Children taking injectable methotrexate had more severe disease activity when they entered the study than those in the oral group. Despite this difference, patients in both groups got a similar dose of methotrexate, about 0.4 mg/kg.

Both oral and injections of methotrexate were similarly effective, with 73 percent of the oral group and 72 percent of the injectable group achieving at least a 30 percent improvement in signs and symptoms of JIA after 6 months of treatment. A similar percentage of patients in both groups achieved a 50 percent and a 70 percent improvement in signs and symptoms of disease at 6 months.

Safety data showed that 22 percent of the oral group and 27 percent of subcutaneous group experienced at least one documented side effect (including gastrointestinal symptoms, infectious events, fatigue, blood abnormalities, uveitis). But significantly more injection patients (11 percent) discontinued methotrexate due to side effects than patients taking oral methotrexate (5 percent).

Folic acid supplementation, which is used to prevent side effects of methotrexate – such as gastrointestinal distress and elevation of liver enzymes – was given to 46 percent of the oral group and only to 32 percent of the injectable group. (Dr. Wallace notes that in the US, folic acid is typically given to all patients on methotrexate.) But there were no difference in the frequency of discontinuation in those patients who did and did not receive folic acid.

Dr.

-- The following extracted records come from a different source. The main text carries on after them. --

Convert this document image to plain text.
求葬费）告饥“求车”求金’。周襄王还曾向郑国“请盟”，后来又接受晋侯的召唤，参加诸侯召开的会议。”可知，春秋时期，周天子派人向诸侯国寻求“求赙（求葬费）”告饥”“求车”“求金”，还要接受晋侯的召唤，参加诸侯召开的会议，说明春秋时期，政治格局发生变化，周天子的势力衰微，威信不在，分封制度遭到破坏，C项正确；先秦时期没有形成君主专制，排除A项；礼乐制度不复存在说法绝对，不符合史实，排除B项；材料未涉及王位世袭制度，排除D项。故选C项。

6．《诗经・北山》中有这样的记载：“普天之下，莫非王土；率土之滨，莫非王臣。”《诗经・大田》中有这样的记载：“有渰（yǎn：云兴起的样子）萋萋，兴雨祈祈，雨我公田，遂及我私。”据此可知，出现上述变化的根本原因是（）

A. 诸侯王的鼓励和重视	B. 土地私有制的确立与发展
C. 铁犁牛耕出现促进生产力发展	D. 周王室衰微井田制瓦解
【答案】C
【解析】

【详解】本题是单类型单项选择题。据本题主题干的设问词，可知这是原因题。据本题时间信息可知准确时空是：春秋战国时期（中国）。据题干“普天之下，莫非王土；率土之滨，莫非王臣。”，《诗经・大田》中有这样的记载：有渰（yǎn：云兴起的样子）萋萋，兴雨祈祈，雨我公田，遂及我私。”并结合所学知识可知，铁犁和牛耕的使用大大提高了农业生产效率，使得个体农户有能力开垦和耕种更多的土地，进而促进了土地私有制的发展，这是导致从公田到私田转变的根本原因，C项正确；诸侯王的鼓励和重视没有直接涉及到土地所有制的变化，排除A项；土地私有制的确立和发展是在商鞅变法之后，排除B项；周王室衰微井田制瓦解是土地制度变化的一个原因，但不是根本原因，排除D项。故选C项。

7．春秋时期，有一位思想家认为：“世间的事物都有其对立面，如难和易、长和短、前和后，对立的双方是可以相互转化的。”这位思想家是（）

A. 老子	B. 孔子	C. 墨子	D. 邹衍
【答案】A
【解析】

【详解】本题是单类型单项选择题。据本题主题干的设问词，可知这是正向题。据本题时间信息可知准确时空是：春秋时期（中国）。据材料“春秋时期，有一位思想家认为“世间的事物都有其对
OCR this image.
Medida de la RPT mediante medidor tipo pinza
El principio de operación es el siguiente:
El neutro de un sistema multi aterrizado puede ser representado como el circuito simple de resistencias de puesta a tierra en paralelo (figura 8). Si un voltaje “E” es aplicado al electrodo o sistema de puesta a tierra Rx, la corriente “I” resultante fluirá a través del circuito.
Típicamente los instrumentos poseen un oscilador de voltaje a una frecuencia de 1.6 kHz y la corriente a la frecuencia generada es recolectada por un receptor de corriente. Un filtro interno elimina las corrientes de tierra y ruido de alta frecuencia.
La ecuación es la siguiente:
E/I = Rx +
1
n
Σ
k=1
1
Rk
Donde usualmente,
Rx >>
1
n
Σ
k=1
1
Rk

Wallace calls this study provocative and interesting – but interprets the results of this report cautiously. “Registry studies may have missing data that can be a potential problem,” she says, pointing out that the study’s safety data are difficult to interpret, details on corticosteroid use (oral and injected) was not provided, and whether patients were on nonsteroidal anti-inflammatory drugs, or NSAIDs, when they experienced an adverse event was not reported. Many of the side effects attributed to methotrexate may also occur with NSAIDs, she says.

She, like the study authors, says that a clinical trial comparing the two different routes of methotrexate administration in JIA patients would be “incredibly helpful.”

And Dr. Wallace – whose research has focused on early and aggressive treatment for JIA, including the use of a biologic in addition to methotrexate – says she would be interested in a follow up of this group of patients. “Treatment of JIA is an evolving area. It would be interesting to know how many patients from this 2005 to 2009 cohort continued on methotrexate alone after six months with achieving inactive disease,” she says. “Currently, most patients would be started on methotrexate earlier in [the course of the] disease than the average disease duration of 1 year in this report. Earlier treatment may provide different efficacy between the routes of treatment.”